Divisor Plot

This web page is an expanded version of a presentation given in Boston at the 7th International Conference on Complex Systems

Prime Numbers are the Holes Behind Complex Composite Patterns

Visualizing Number Theory with the Divisor Plot
JJ Ventrella - Jeffrey@Ventrella.com ...(www.Ventrella.com)

2. Divisor Drips and Modulo Rays

Relatively dense strings of divisors Dx can be seen beneath some x, like dripping water, as seen in the image below at right. These are called “divisor drips”. That's just a poetic name for Dx that have lots of divisors, such as the highly composite numbers (numbers that have more divisors than any lesser number).

On either side of these divisor drips you can detect radiating lines projecting outward and downward, called “modulo rays”. These are reflections of the divisor drip, equivalent to addition or subtraction of multiples of y to the y coordinates of divisors.

Modulo rays are a natural outcome of dense divisor drips.
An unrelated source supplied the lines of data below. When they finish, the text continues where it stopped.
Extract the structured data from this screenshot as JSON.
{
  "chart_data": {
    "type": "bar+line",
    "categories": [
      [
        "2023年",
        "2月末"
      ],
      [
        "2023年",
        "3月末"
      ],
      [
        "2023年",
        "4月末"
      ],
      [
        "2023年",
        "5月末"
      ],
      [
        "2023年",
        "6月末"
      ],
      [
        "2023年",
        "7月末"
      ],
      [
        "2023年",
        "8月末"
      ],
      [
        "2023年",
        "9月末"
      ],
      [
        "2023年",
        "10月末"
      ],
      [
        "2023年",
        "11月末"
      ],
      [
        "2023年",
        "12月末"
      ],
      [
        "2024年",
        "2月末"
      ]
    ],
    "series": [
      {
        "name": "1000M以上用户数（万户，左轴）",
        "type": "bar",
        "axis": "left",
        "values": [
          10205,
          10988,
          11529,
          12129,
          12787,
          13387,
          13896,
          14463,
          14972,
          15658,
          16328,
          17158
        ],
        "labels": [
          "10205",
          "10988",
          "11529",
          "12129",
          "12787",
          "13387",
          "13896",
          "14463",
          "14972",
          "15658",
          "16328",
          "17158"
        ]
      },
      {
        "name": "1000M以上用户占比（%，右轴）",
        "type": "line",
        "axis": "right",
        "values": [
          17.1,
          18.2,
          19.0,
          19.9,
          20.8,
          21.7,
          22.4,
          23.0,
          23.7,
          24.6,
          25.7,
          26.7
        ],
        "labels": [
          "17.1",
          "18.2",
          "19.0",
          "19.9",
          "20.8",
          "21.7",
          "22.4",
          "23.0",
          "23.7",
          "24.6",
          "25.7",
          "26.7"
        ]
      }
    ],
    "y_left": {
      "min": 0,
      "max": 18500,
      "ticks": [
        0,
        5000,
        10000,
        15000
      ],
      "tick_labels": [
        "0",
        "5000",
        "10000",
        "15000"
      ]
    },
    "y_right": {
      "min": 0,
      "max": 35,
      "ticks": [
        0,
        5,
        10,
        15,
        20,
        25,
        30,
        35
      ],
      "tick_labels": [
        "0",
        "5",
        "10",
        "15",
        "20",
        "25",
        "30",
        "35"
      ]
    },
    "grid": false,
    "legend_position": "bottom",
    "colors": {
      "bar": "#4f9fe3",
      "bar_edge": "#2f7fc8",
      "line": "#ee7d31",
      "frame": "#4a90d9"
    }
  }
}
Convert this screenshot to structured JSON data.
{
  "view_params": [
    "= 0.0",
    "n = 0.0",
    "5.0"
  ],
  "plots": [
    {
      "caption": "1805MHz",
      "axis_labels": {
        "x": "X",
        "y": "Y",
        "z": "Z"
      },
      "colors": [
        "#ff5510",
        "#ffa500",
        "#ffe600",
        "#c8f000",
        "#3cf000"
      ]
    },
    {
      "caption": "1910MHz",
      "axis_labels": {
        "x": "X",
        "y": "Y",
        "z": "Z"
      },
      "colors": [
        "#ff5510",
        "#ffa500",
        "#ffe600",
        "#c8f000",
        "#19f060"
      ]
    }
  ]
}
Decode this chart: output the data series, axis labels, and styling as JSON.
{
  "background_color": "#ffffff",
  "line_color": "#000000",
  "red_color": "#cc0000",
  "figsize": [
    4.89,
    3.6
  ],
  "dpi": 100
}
Since every integer is a divisor of 0, it is considered here as the ultimate highly composite number – having a completely solid divisor drip, and subsequent modulo rays. The image below at left shows D0 and the first 4 of its positive modulo rays. A few of the modulo rays (y<5) of D12 are indicated with thin lines. The image at right shows x at 12! (12 factorial, equal to 479,001,600). It has a strong divisor drip and distinct modulo rays.

Definition of Zero Modulo Ray
There are infinitely many zero modulo rays Z numbered n from 1 to infinity. Zero modulo ray Zn is defined as the ray originating at (0,0), and having slope 1/-n. Each Zn has an ordinal set of divisors lying on it The higher the value of n, the more sparse the divisors along the ray. Every divisor in the divisor plot is a member of one Zn.

Why is Zero like 12 Factorial?
If we allow the divisor plot to include negative x, we get the pattern shown below at left. We know that 12! has 1 through 12 as divisors, but it has many others as well. The image below at right shows that the divisor pattern at 12! is identical to the pattern at 0 for all y < 13. In the divisor plot, any x = n! will look like the zero region among the first n divisors.

Number Segments with No Primes
One way to find an arbitrarily long contiguous series of composite numbers on the number line is to choose a factorial n! The numbers n!+2, n!+3, n!+4...n!+n comprise a contiguous sequence with no primes. The figure at right shows 7! with such a sequence highlighted. The sequence may in fact be longer, as indicated here by the divisors 8, 9 and 10 in the first positive modulo ray.

Patterns in Time
The image below shows an imaginary scene with 6 objects with regularly-blinking lights. They start lined-up at the left of a track, move to the right at a constant speed, and then stop at the right side. A camera takes a timed-exposed photograph while the objects are moving across the track.

If object 1 blinked once every second, object 2 blinked once every 2 seconds, object 3 once every 3 seconds, and so-on, and if they all started blinking at the same time at the start, then the resulting timed-exposure photograph would be an exact replica of the divisor plot pattern.

Musical Polyrhythms
It is easy to compare the first 3 or 4 rows in the divisor plot to musical polyrhythm (also irrational rhythm). For instance, a jazz, rock, or traditional African rhythm might juxtapose periods of 2 and 3, combined in various ways to create composite periods of 6, 12, etc. Since periods of 2 and 3 (and their multiples) come naturally to the ear (and to dancing feet) we rarely encounter 5, 7, or other prime number periods in popular music.

Rows
As we have just seen, it is useful to classify divisors in ways besides being members of a vertical divisor drip (Dx), or as members of an angled zero modulo ray (Zn). We can also classify them as existing in rows (seen as periodic signals along x). This is one way to visualize the Sieve of Eratosthenes. Let's refer to the horizontal rows that contain divisors as R. It is equivalent to the integer values of y. Later, we will see that there are more ways to classify divisors.

Here is a diagram showing a 2 against 3 polyrhythm:

Notice that each down-beat (when both rhythms have an X in the box) creates a miniature divisor drip, and that on either side are empty spaces - analogous to twin primes on the number line.